His criticism was discussed and found incorrect by the peer review process:

https://static-content.springer.com/esm/art%3A10.1038%2Fs415...




This is an incredibly strange slate of reviewers. Only the first seems to really understand the mathematical context. It's odd to appeal to the peer review process when the "peers" are not suited to complete the review.

I assure you that Calegari knows more about number theory than any of those referees, and the reasons why the paper is bad are well-explained on his blog (cf. the two links above) and by referee #1. Speaking of "peer review," look at how all the excellent mathematicians commenting on that blog agree with him!

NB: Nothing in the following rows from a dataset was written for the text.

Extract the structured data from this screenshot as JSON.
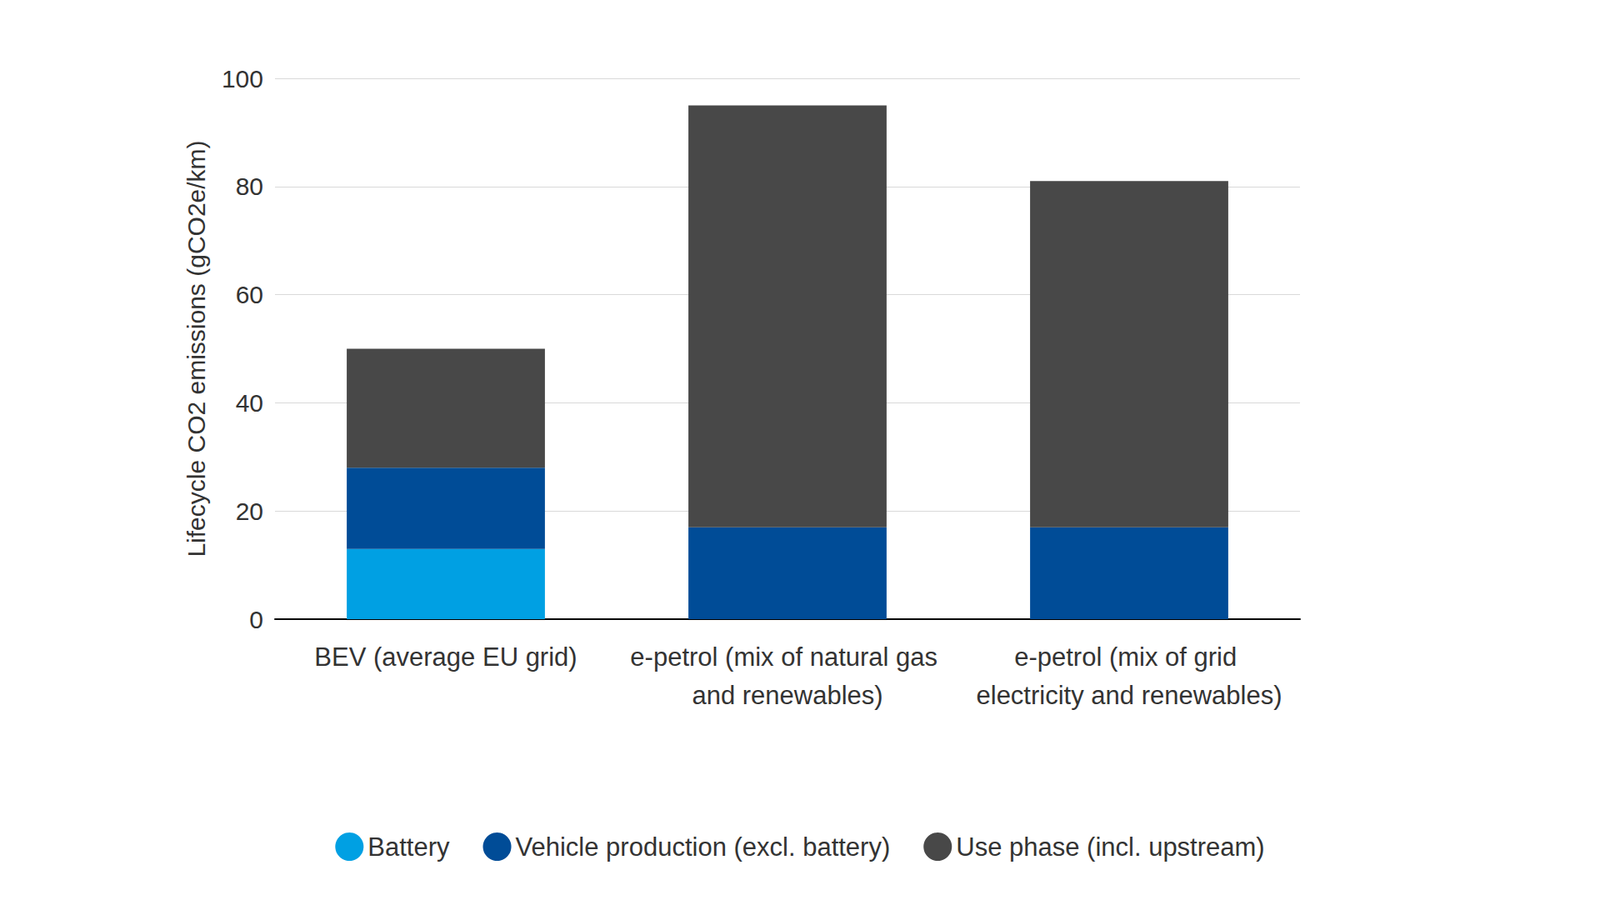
{
  "chart_data": {
    "type": "bar",
    "stacked": true,
    "y_label": "Lifecycle CO2 emissions (gCO2e/km)",
    "categories": [
      "BEV (average EU grid)",
      "e-petrol (mix of natural gas and renewables)",
      "e-petrol (mix of grid electricity and renewables)"
    ],
    "series": [
      {
        "name": "Battery",
        "color": "#00a0e3",
        "values": [
          13,
          null,
          null
        ]
      },
      {
        "name": "Vehicle production (excl. battery)",
        "color": "#004c97",
        "values": [
          15,
          17,
          17
        ]
      },
      {
        "name": "Use phase (incl. upstream)",
        "color": "#484848",
        "values": [
          22,
          78,
          64
        ]
      }
    ],
    "ylim": [
      0,
      100
    ],
    "yticks": [
      0,
      20,
      40,
      60,
      80,
      100
    ],
    "grid": true,
    "legend": "bottom",
    "data_labels": false
  }
}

I agree. Without being an expert in the field, the 2nd and 3rd reviews "smell funny"; they clearly lack depth, are very enthusiastic, and don't seem to make a good and comprehensive point as to _why_ this paper is supposed to be as great as they claim it is. In a strong community, any editor should consider these reviews disappointing, and any author should at least have mixed feelings about them.

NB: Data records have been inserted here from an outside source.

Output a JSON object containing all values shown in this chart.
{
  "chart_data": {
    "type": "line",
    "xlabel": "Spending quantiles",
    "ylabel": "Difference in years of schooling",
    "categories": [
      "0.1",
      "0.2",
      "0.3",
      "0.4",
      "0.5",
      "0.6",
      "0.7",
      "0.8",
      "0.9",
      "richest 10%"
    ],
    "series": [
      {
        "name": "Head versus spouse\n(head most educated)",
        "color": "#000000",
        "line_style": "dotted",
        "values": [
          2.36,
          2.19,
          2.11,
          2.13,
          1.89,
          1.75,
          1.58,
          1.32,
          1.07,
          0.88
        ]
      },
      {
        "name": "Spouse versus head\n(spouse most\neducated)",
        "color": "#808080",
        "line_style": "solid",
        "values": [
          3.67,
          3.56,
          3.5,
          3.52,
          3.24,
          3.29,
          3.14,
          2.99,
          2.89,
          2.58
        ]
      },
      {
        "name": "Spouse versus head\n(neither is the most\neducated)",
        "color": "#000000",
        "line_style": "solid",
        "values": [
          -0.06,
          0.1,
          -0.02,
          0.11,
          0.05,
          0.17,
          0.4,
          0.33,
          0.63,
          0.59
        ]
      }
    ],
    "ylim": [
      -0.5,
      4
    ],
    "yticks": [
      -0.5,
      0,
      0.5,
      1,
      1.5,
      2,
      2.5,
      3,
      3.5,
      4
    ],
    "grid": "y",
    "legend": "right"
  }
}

Calegari gets to cherry-pick comments he approves or rejects on his blog, so calling it "peer review" is taking the concept out of context =).


True! I tried several times to comment on his blog - but Calegari didn't confirm my comments

It's hypocritical to criticize but to avoid criticism ...

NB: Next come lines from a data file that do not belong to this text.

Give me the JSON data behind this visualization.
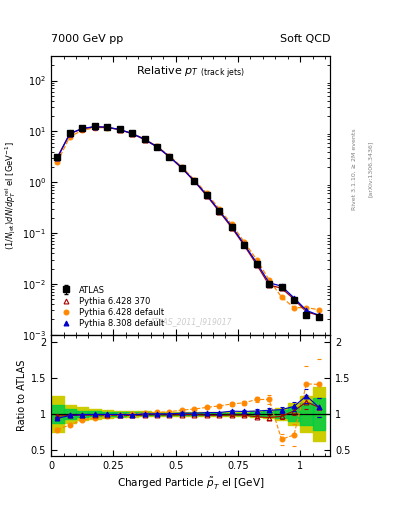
{
  "title_main": "Relative $p_T$ (track jets)",
  "header_left": "7000 GeV pp",
  "header_right": "Soft QCD",
  "watermark": "ATLAS_2011_I919017",
  "rivet_text": "Rivet 3.1.10, ≥ 2M events",
  "arxiv_text": "[arXiv:1306.3436]",
  "xlabel": "Charged Particle $\\tilde{p}_T^{}$ el [GeV]",
  "ylabel_main": "(1/N_{jet})dN/dp$^{rel}_T$ el [GeV$^{-1}$]",
  "ylabel_ratio": "Ratio to ATLAS",
  "xlim": [
    0.0,
    1.12
  ],
  "ylim_main": [
    0.001,
    300
  ],
  "ylim_ratio": [
    0.42,
    2.1
  ],
  "atlas_x": [
    0.025,
    0.075,
    0.125,
    0.175,
    0.225,
    0.275,
    0.325,
    0.375,
    0.425,
    0.475,
    0.525,
    0.575,
    0.625,
    0.675,
    0.725,
    0.775,
    0.825,
    0.875,
    0.925,
    0.975,
    1.025,
    1.075
  ],
  "atlas_y": [
    3.2,
    9.2,
    11.5,
    12.5,
    12.2,
    11.0,
    9.2,
    7.0,
    5.0,
    3.2,
    1.9,
    1.05,
    0.55,
    0.27,
    0.13,
    0.058,
    0.025,
    0.01,
    0.0085,
    0.0048,
    0.0024,
    0.0022
  ],
  "atlas_yerr": [
    0.15,
    0.25,
    0.25,
    0.25,
    0.25,
    0.25,
    0.2,
    0.18,
    0.12,
    0.08,
    0.05,
    0.025,
    0.013,
    0.007,
    0.004,
    0.002,
    0.001,
    0.0005,
    0.0004,
    0.0003,
    0.0002,
    0.0002
  ],
  "p6_370_y": [
    3.1,
    9.0,
    11.3,
    12.3,
    12.0,
    10.8,
    9.0,
    6.9,
    4.95,
    3.15,
    1.88,
    1.04,
    0.54,
    0.265,
    0.128,
    0.057,
    0.024,
    0.0095,
    0.0082,
    0.005,
    0.0028,
    0.0024
  ],
  "p6_def_y": [
    2.5,
    7.8,
    10.5,
    11.8,
    11.9,
    10.9,
    9.2,
    7.1,
    5.1,
    3.3,
    2.0,
    1.12,
    0.6,
    0.3,
    0.148,
    0.067,
    0.03,
    0.012,
    0.0055,
    0.0034,
    0.0034,
    0.0031
  ],
  "p8_def_y": [
    3.0,
    9.0,
    11.4,
    12.4,
    12.1,
    10.9,
    9.1,
    7.0,
    5.0,
    3.2,
    1.92,
    1.06,
    0.56,
    0.275,
    0.135,
    0.06,
    0.026,
    0.0105,
    0.009,
    0.0053,
    0.003,
    0.0024
  ],
  "ratio_p6_370_y": [
    0.97,
    0.978,
    0.983,
    0.984,
    0.984,
    0.982,
    0.978,
    0.986,
    0.99,
    0.984,
    0.989,
    0.99,
    0.982,
    0.981,
    0.985,
    0.983,
    0.96,
    0.95,
    0.965,
    1.042,
    1.167,
    1.091
  ],
  "ratio_p6_370_yerr": [
    0.02,
    0.015,
    0.012,
    0.01,
    0.01,
    0.01,
    0.01,
    0.01,
    0.01,
    0.01,
    0.01,
    0.01,
    0.012,
    0.012,
    0.015,
    0.018,
    0.022,
    0.03,
    0.04,
    0.06,
    0.1,
    0.13
  ],
  "ratio_p6_def_y": [
    0.78,
    0.848,
    0.913,
    0.944,
    0.975,
    0.991,
    1.0,
    1.014,
    1.02,
    1.031,
    1.053,
    1.067,
    1.091,
    1.111,
    1.138,
    1.155,
    1.2,
    1.2,
    0.647,
    0.708,
    1.417,
    1.409
  ],
  "ratio_p6_def_yerr": [
    0.02,
    0.015,
    0.012,
    0.01,
    0.01,
    0.01,
    0.01,
    0.01,
    0.01,
    0.01,
    0.012,
    0.012,
    0.015,
    0.018,
    0.022,
    0.028,
    0.04,
    0.06,
    0.08,
    0.15,
    0.25,
    0.35
  ],
  "ratio_p8_def_y": [
    0.938,
    0.978,
    0.991,
    0.992,
    0.992,
    0.991,
    0.989,
    1.0,
    1.0,
    1.0,
    1.011,
    1.01,
    1.018,
    1.019,
    1.038,
    1.034,
    1.04,
    1.05,
    1.059,
    1.104,
    1.25,
    1.091
  ],
  "ratio_p8_def_yerr": [
    0.02,
    0.015,
    0.012,
    0.01,
    0.01,
    0.01,
    0.01,
    0.01,
    0.01,
    0.01,
    0.01,
    0.01,
    0.012,
    0.012,
    0.015,
    0.018,
    0.022,
    0.03,
    0.04,
    0.06,
    0.1,
    0.13
  ],
  "band_edges": [
    0.0,
    0.05,
    0.1,
    0.15,
    0.2,
    0.25,
    0.3,
    0.35,
    0.4,
    0.45,
    0.5,
    0.55,
    0.6,
    0.65,
    0.7,
    0.75,
    0.8,
    0.85,
    0.9,
    0.95,
    1.0,
    1.05,
    1.1
  ],
  "band_green_lo": [
    0.87,
    0.935,
    0.955,
    0.965,
    0.97,
    0.975,
    0.978,
    0.98,
    0.983,
    0.985,
    0.986,
    0.987,
    0.987,
    0.986,
    0.985,
    0.982,
    0.975,
    0.965,
    0.948,
    0.9,
    0.85,
    0.78,
    0.7
  ],
  "band_green_hi": [
    1.13,
    1.065,
    1.045,
    1.035,
    1.03,
    1.025,
    1.022,
    1.02,
    1.017,
    1.015,
    1.014,
    1.013,
    1.013,
    1.014,
    1.015,
    1.018,
    1.025,
    1.035,
    1.052,
    1.1,
    1.15,
    1.22,
    1.3
  ],
  "band_yellow_lo": [
    0.75,
    0.87,
    0.91,
    0.935,
    0.95,
    0.958,
    0.962,
    0.965,
    0.968,
    0.972,
    0.974,
    0.975,
    0.975,
    0.974,
    0.972,
    0.967,
    0.957,
    0.942,
    0.917,
    0.85,
    0.75,
    0.62,
    0.45
  ],
  "band_yellow_hi": [
    1.25,
    1.13,
    1.09,
    1.065,
    1.05,
    1.042,
    1.038,
    1.035,
    1.032,
    1.028,
    1.026,
    1.025,
    1.025,
    1.026,
    1.028,
    1.033,
    1.043,
    1.058,
    1.083,
    1.15,
    1.25,
    1.38,
    1.55
  ],
  "color_atlas": "#000000",
  "color_p6_370": "#aa0000",
  "color_p6_def": "#ff8800",
  "color_p8_def": "#0000cc",
  "color_green": "#00cc44",
  "color_yellow": "#cccc00",
  "bg_color": "#ffffff"
}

The authors tweeted at Elon Musk and Yuri Milner, so it's obvious who is chasing PR (and "dumb money")

Meanwhile, the blog author congratulated Mathematica for being for being good at solving continued fractions

I'd ask you where the criticism was "found to be incorrect", but I know that's absurd (aka, not even wrong), as peer review comments are not in the business of "finding criticism to be incorrect".


Assuming that it's the PI/senior author doing all of this shameless promotional work, I feel really REALLY bad for the grad student(s) on this paper... what a way to start your academic career :(

The paper is actually really nice work, but holy jesus someone on that author list is making a complete ass out of themselves.

Academia isn't startup world. The community is small, people have long memories, and I've rarely seen the strategy being deployed here work out. It does work sometimes, but more often it backfires. Especially for folks who aren't yet on a tenure track.